Neutrophil infiltration in the infarcted myocardium and the concept of leukocyte-mediated cardiomyocyte injury. Neutrophil extravasation in the infarcted heart occurs in a series of sequential steps. Circulating neutrophils are captured by activated endothelial cells (1) and roll on the endothelial surface (2) through selectin-mediated interactions. Captured neutrophils can “sense” chemokines immobilized in the endothelial surface (such as IL-8). Interactions between the chemokines and their corresponding chemokine receptors activate integrins on the surface of the neutrophils. Interactions between leukocyte b2 integrins and endothelial adhesion molecules (such as ICAM-1) result in firm adhesion of the neutrophils (3). Subsequently the neutrophils transmigrate across the endothelial layer through interactions that involve adhesion molecules, including VE-cadherin, ICAM-1 and members of the JAM family (4). In the infarcted tissue, neutrophils release reactive oxygen species (ROS) and proteolytic enzymes, playing a role in clearance of the infarct from dead cells and matrix debris (5).

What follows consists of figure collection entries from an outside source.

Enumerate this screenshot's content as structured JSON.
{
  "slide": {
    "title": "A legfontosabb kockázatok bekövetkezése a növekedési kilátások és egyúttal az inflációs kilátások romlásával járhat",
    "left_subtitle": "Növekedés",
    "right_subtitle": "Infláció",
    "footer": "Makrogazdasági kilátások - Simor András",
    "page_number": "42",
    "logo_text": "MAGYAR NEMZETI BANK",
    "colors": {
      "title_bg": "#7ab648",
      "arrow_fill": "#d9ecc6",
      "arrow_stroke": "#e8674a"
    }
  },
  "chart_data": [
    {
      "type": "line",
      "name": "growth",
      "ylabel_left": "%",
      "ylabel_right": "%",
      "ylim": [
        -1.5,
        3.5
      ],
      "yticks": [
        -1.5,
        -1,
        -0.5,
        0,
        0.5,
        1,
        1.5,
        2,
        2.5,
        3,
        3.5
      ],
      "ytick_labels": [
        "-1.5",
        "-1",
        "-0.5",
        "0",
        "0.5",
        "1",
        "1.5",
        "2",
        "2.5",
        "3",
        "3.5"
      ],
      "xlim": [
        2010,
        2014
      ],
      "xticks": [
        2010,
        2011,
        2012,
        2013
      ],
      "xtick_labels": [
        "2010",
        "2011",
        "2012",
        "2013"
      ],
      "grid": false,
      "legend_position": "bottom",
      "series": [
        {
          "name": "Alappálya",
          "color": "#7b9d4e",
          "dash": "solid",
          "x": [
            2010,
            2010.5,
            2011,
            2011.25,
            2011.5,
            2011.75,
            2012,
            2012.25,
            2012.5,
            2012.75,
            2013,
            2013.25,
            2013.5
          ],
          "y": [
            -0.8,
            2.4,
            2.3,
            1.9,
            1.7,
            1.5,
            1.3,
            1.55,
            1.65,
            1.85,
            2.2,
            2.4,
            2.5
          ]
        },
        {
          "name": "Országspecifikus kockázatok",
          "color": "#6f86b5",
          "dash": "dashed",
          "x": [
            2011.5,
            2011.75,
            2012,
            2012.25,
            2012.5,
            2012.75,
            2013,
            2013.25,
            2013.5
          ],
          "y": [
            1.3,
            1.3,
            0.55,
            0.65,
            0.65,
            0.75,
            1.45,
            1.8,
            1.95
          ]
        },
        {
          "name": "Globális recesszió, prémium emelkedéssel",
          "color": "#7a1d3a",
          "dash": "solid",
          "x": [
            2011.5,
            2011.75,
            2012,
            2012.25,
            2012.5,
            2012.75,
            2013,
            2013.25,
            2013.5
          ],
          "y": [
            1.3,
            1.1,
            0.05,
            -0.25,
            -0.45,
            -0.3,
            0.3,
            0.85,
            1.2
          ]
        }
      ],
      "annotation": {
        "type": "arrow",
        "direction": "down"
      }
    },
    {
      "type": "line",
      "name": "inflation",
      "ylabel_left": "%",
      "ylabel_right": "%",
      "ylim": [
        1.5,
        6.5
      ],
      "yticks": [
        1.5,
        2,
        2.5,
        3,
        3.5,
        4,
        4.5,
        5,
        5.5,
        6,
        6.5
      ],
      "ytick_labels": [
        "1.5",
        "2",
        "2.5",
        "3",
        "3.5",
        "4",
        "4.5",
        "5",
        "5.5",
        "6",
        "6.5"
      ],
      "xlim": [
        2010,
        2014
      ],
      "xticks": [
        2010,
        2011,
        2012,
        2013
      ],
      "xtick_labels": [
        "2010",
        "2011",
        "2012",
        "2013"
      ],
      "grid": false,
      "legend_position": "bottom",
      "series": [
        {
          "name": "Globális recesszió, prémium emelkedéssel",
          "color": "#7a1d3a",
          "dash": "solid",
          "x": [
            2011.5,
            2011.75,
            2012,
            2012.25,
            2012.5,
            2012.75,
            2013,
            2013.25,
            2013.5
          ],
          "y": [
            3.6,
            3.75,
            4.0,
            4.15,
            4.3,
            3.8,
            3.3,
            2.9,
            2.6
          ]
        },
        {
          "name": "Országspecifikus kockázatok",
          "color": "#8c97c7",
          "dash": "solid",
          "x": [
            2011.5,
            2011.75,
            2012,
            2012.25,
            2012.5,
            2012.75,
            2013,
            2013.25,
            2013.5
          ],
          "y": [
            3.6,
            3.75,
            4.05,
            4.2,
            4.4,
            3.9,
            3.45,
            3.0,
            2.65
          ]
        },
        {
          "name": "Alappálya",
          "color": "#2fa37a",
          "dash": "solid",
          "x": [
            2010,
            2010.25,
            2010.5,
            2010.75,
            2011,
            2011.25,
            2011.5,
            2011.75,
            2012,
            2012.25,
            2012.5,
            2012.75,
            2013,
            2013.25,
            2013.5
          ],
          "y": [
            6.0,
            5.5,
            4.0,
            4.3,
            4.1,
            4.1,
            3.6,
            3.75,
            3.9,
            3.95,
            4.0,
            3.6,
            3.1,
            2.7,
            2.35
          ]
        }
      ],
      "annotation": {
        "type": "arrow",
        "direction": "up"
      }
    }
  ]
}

Experimental evidence has suggested that neutrophils may adhere to viable cardiomyocytes and exert cytotoxic effects; however, this concept has been challenged by recent studies using genetically targeted animals.

Figure 2

Cellular events associated with negative regulation of the post-infarction inflammatory response. Recruitment of inhibitory mononuclear cell subpopulations in the infarcted myocardium, such as Tregs (1) and inhibitory monocytes (2) may require activation of specific chemokine/chemokine receptor interactions. Macrophages acquire an anti-inflammatory phenotype and secrete inhibitory mediators upon phagocytosis of apoptotic neutrophils (3). Endothelial cells may participate in suppression of the inflammatory response (4) by producing mediators that inhibit adhesive interactions with leukocytes (such as GDF-15). Acquisition of a pericyte coat by infarct neovessels (5) may also suppress inflammatory activity and is mediated through PDGFR-b/PDGF-BB interactions.

Figure 3

Negative regulation of IL-1/TLR responses plays an important role in restraining the post-infarction inflammatory reaction. IRAK-M is expressed in infarct macrophages and fibroblasts and limits IL-1/TLR-mediated NF-κB activation.